I see multiple prayer requests on social media. I pray for healing of loved ones I’ll never meet, and sometimes I wonder if my responses matter. I mostly blog about goats, chickens and farm life because that’s normal. It’s controllable and goats make me happy.

Recently, I sat in a hospital chapel, surrounded by a comforting silence and at a complete loss of words to pray. I cried, I sobbed,  and yet words for a prayer did not form into cohesive sentences.

At the front of the chapel, glass vases sat on a table surrounded by candy dishes filled with colored sand. Each dish contained a small plastic communion cup.  A placard instructed visitors to think of someone, and pour a bit of sand into the vase. It was a community of prayers layered in colored sands of blue, yellow, brown, white and green. On another table, colored ribbons adorned grapevine wreaths with instructions of “say a prayer and tie a ribbon on the wreath.”
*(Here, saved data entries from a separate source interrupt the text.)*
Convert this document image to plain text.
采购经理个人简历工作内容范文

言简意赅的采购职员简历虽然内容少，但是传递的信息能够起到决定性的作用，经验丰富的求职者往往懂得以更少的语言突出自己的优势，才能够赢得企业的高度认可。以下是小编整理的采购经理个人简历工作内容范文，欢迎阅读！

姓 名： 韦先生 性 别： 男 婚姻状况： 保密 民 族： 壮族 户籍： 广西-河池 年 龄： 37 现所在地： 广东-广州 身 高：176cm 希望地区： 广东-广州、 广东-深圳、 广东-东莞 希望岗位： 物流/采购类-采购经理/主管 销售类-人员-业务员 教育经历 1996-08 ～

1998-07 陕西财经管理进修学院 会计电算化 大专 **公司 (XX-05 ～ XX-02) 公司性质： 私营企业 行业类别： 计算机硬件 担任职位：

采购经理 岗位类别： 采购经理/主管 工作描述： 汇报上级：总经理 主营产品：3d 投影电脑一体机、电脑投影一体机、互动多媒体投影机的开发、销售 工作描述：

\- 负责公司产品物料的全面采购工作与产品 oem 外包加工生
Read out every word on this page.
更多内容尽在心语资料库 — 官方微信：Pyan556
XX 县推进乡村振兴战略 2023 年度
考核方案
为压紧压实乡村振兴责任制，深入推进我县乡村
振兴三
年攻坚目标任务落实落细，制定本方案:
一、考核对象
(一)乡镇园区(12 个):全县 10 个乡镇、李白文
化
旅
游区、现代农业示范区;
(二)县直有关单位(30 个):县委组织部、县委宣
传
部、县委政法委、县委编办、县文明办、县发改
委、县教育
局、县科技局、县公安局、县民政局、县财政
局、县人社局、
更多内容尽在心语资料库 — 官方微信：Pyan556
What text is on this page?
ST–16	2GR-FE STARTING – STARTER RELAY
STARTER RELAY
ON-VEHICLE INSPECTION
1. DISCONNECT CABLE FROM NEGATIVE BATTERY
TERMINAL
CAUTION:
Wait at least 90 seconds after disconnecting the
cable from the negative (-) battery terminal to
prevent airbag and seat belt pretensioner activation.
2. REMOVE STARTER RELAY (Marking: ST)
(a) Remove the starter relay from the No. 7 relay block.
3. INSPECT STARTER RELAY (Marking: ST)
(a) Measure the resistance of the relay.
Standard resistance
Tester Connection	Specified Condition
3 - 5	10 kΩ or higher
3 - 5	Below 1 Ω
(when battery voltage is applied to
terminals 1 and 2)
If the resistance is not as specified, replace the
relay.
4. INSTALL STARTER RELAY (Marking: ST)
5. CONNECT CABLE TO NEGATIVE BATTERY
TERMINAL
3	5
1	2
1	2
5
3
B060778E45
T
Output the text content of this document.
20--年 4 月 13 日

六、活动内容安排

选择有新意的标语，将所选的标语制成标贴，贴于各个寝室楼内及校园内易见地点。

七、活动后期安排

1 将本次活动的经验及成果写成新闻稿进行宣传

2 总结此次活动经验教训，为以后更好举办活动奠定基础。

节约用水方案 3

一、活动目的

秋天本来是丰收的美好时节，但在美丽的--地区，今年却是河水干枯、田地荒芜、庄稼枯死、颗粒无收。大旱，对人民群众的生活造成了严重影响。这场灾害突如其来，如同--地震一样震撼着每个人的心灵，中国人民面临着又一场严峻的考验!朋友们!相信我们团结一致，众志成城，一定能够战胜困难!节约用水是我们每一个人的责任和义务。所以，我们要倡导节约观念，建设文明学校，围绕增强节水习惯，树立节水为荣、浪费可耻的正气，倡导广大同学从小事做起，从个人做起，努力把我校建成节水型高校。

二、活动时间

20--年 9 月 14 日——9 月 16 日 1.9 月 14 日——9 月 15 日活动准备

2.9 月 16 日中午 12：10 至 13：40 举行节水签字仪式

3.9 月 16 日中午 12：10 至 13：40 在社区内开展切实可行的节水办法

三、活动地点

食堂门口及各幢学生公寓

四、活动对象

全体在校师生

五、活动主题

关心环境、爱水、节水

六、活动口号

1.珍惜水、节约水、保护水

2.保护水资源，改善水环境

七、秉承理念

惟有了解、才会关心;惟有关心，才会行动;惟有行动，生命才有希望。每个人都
It reminded me of the thousands of ribbons tied to the Freedom Bridge fence at the DMZ in South Korea at Imjingak. I could not read the prayers in Korean, I knew they represented a person. The ribbons in the chapel also reminded me of the memorabilia tied to the security fence at the Oklahoma City memorial site.

I took comfort in knowing that my support network is strong. It struck me that those sands were like the ribbons at the Freedom Bridge: ways that people reached out in a time of uncertainty to find comfort. To some, the sands were just colored rocks, but to others, they represented a way to reach out and have a tangible link to others who needed to know that they were not alone. In the moment, the sand was a visible reminder of the interconnectedness we have with each other, even when we are guarding our hearts.